1/10
Pitiful!
11 March 2005
The film opens with Arquette telling the audience that the first movie she ever saw was The Red Shoes, a movie about a neurotic ballet dancer so torn between her career and family that she throws herself in front of a train. Later in the film we learn that it was her own mother who took her to see this movie (no Disney for that family, it seems) when she was only four years old. Her mother died at 57 of cancer, but it is Arquette's opinion that what really killed her was the inability to express her art.
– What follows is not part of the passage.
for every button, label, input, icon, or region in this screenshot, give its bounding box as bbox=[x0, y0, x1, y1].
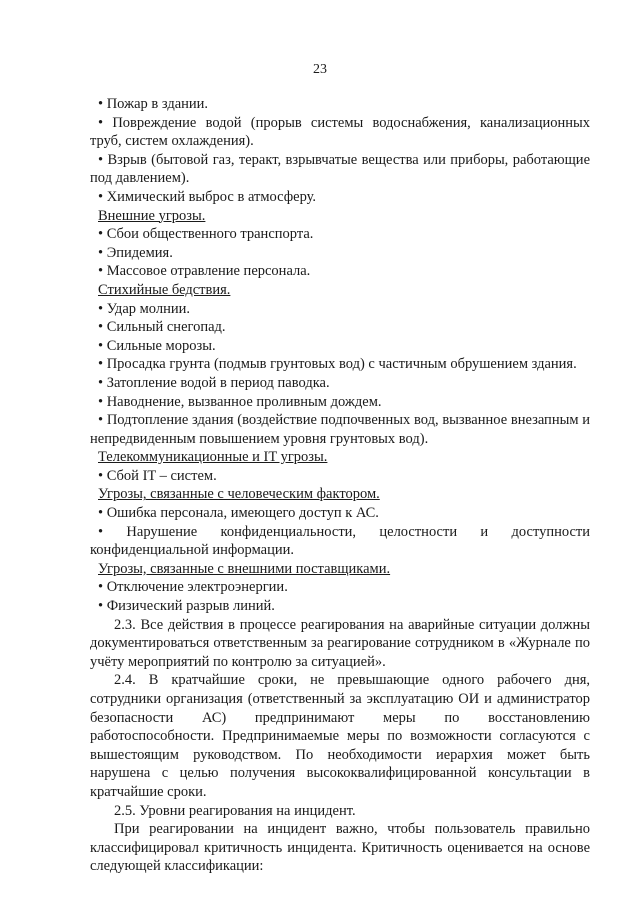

It is unkind, but irresistible, to note that Arquette's mother's tombstone bears a Star of David, which explains why the entire documentary is one incredible guilt trip, that contrary to Arquette's belief that her mother never expressed her art, she in fact mastered the art of Jewish Motherhood. (Did she ghost write the book by Dan Greenberg, I wonder?) Giving credit where it is due, she did her job well; it seems they are all over-achievers.

Anyway, Arquette decides to probe the depths of this guilt over how she and her siblings' demands led to their mother's untimely demise, by interviewing every actress willing to talk to her. What is notable about this is finding out that if you take the scripts away from actresses they turn into inarticulate potty-mouths. What is even more surprising is seeing them having lunch in a fancy restaurant, screaming the f-word back and forth at each other, and the management never asks them to leave. Memo to all: don't go to lunch there, the patrons will make you vomit.